What is entropy in irreversible process?
Entropy you may obviously know changes in irreversible processes (or natural processes because natural processes are all irreversible). In that case, since the entropy is a state function (or depends only on the current state of the system) we can simply generate or create an arbitrary path between any two states of an irreversible process and use Eq. \eqref{4} to find the entropy change.

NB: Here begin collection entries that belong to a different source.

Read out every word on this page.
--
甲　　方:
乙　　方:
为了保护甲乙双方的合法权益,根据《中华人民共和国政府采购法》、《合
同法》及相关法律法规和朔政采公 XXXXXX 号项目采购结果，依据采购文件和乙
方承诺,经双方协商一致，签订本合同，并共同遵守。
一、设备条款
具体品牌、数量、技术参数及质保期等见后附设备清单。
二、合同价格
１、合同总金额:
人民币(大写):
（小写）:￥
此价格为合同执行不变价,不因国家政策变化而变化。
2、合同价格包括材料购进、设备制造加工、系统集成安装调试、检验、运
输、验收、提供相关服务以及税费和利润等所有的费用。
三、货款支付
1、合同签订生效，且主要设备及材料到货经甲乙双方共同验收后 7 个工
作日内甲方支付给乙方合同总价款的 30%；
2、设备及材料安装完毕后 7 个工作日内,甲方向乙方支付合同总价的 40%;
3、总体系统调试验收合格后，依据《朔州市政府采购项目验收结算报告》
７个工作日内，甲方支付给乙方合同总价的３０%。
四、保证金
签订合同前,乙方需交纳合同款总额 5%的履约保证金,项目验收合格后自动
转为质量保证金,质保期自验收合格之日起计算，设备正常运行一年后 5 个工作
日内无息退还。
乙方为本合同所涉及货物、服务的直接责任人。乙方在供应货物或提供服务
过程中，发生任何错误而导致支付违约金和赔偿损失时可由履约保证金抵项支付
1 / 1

For example, we consider an irreversible process such as the free expansion of an ideal gas in a container insulated from surroundings so that no heat can flow inside the container or leave the container as shown in Figure 1. The partition blocker separates the inside of the container into equal halves (equal volumes) that is, both partitions have the same volume but the gas is initially in the bottom partition. When the partition blocker is broken, the gas starts to fill in the other half as well. If \(V\) is the volume of one partition, the gas is filled in the volume equal to \(2V\) after the partition is broken. As the volume for gas particles to move increases, the particles become more random and entropy increases but if you remind Eq. \eqref{3} it seems that the entropy should be zero (because \(Q = 0\)). You have already noted that entropy depends only on the current state not on the path that lead to that state. So we can consider a reversible expansion of the gas from the state of volume \(V\) to the state of volume \(2V\) in order to find the entropy change. You may think that it is a kind of an adiabatic expansion but remember that the gas does not do work on its surroundings; the container of the gas doesn't expand! But what increases the randomness of the gas molecules? The question can be answered by the work done \(W\). The work done by the gas molecules during free expansion is equal to the heat \(Q\) added in the system (but no heat is added from the external source) but remember the temperature remains the same (heat and temperature are not the same things). Thus we know \(Q = W = pdV\) and using Eq. \eqref{4} within limits \(V_1 = V\) and \(V_2 = 2V\),
\[\Delta S = \int_V^{2V} {\frac{{pdV}}{T}} = \int_V^{2V} {\frac{{nRdV}}{V}} = nR\ln 2\]
Note that we applied ideal gas law \(pV = nRT\) to replace \(p\) in the above equation. And we found that the entropy in the free expansion we considered is not zero (but it seemed to be zero!).
What is relationship of entropy and the second Law of thermodynamics?
Here is the connection between the entropy and the second law of thermodynamics. As already discussed, entropy is the quantitative measure of disorder or randomness and the second law is the statement of impossibility. Do you find any connection? Yes, you do and that is, the disorder or randomness of a system generates the impossibility. Therefore, we can also state the second law of thermodynamics in terms of entropy as, in any natural or real process there is always an increase in entropy. Or it means there is no any real process in which there is a decrease in entropy or zero entropy change. Note that reversible process can have zero entropy change such as reversible adiabatic process and such process is called isentropic process and remind yourself that a reversible process is an idealization.